Nesse já longínquo dia de 23 de Fevereiro de 2008 Sagres repousava ao sol do fim da tarde, uns surfistas molhando os pés na água serena que brincava aos vai-vens em frente a turistas beberricando vinho branco à espera do pôr do sol do fim da Europa. Eu vertia nervosismo, transportava roupa a mais, sonhos a mais, peso a mais. Ao fim de dois quilómetros em direcção ao Cabo de São Vicente, comecei a penalizar-me por não me ter preparado fisicamente. Tive de despir parte da roupa, tinha calor e acabei a beber uma imperial num restaurante cheio de animais empalhados que só ao fim de meia hora descobri pertencer ao ex-presidente do Sporting Sousa Cintra. O empregado foi o primeiro a saber o que me levara ali: Atravessar Portugal a pé.
A partir daí, as coisas foram se encaixando, o que parecia um absurdo e teimosia ganhou forma, à medida que a primeria chuvada caíu, que a sensação infinita de liberdade de atravessar só a Costa Vicentina me bateu no rosto como uma brisa estonteante de filme a ser feito pegada a pegada. Sofri a primeira enxurrada e acabei a exibir os filmes no portátil aos habitantes da Bordeira, enxuguei as minhas roupas em Aljezur, subi a primeira serra em Espinhaço de Cão, um turista inglês a dizer-me: “Quem me dera ter a sua energia!” Perto de Marmelete, em Monchique ofereceram-me uma laranja.
Agora, recordo tudo como um filme: as estradas sem bermas em frente a hotéis de luxo como a Penina, os cães acorrentados a servir de alarme barato por todo o Algarve, o pesadelo hooliganesco de Albufeira, a comerciante de Alte que um dia visitarei e que me dizia sempre: “Não, atravessar Portugal a pé? Não vai conseguir? Com essa tralha às costas? Não vai conseguir!”
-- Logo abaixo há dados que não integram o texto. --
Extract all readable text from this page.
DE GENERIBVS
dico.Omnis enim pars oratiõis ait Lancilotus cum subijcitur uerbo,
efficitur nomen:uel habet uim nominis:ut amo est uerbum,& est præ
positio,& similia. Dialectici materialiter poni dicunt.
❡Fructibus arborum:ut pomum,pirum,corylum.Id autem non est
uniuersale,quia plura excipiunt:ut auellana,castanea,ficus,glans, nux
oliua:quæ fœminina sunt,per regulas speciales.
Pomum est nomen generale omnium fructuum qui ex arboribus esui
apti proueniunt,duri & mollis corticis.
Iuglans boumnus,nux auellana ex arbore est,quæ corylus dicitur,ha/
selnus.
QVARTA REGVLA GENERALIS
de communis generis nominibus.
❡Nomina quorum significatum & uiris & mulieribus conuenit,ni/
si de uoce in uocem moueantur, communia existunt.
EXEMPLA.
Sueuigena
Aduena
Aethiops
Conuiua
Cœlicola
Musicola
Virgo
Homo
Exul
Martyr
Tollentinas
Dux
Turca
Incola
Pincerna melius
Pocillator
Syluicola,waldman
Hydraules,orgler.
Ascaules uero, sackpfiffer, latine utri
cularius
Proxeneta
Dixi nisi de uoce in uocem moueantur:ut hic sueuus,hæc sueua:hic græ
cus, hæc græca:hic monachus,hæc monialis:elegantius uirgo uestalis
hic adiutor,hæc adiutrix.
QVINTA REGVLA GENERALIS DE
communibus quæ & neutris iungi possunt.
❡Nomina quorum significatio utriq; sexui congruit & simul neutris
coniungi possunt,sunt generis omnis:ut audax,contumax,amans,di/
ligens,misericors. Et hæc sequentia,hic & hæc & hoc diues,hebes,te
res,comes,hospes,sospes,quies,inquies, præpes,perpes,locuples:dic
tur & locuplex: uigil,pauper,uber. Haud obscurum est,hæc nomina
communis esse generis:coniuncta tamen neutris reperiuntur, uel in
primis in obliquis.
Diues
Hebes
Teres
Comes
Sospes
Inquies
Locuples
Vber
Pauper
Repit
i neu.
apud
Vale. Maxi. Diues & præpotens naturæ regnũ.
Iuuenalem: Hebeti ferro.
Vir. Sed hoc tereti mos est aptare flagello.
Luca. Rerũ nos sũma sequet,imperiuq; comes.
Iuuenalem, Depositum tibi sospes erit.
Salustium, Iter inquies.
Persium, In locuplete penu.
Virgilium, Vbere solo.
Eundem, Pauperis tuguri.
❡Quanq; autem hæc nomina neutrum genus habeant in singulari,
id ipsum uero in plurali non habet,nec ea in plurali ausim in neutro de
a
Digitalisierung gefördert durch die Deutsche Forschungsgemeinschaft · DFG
O Algarve foi o meu laboratório, a minha base de lançamento, o meu atelier. Se tivesse de fracassar ou desistir, desistiria ali, depois de atravessar a mais solitária, desértica e hostil de todas as serras, o Caldeirão. Felizmente o sol continuou a abençoar-me e irmãos e irmãs surgiram do nada sempre que entrava em dificuldade. A dois quilómetros de Loulé, um tipo com a roupa pintalgada de tinta branca parou uma carro comercial de dois lugares e deu-me boleia: “Sei o que é ser mochileiro, fiz a costa leste da Austrália de mochila”.
O litoral em cimento do Algarve é particularmente triste em Março, à espera dos turistas, das raves, das comezainas, das hordas. Montegordo é um lugar onde não apetece ficar. Andei perdido em nas ruelas e avenidas de Olhão e só me reencontrei na Ilha de Armona, de novo junto ao mar. A partir daí bebi, cantei e convivi com os alentejanos, escutei versos feitos na hora só para mim, atravessei extensões de campo vazias mas belas na primavera, quando as papoilas rebentam entre o trigo e as oliveiras. Candidatei-me a caír à água no Pulo do Lobo de tanto querer fotografar a queda de água do lado de Serpa, andei aos pontapés a pedras, cobras mortas e poeira a caminho de Barrancos, recebi oferta de boleia de ciganos em carroças. Cruzei as últimas tabernas da área da Vidigueira antes que as transformem mais as suas traves em madeira e talhas em barro em restaurantes típicos.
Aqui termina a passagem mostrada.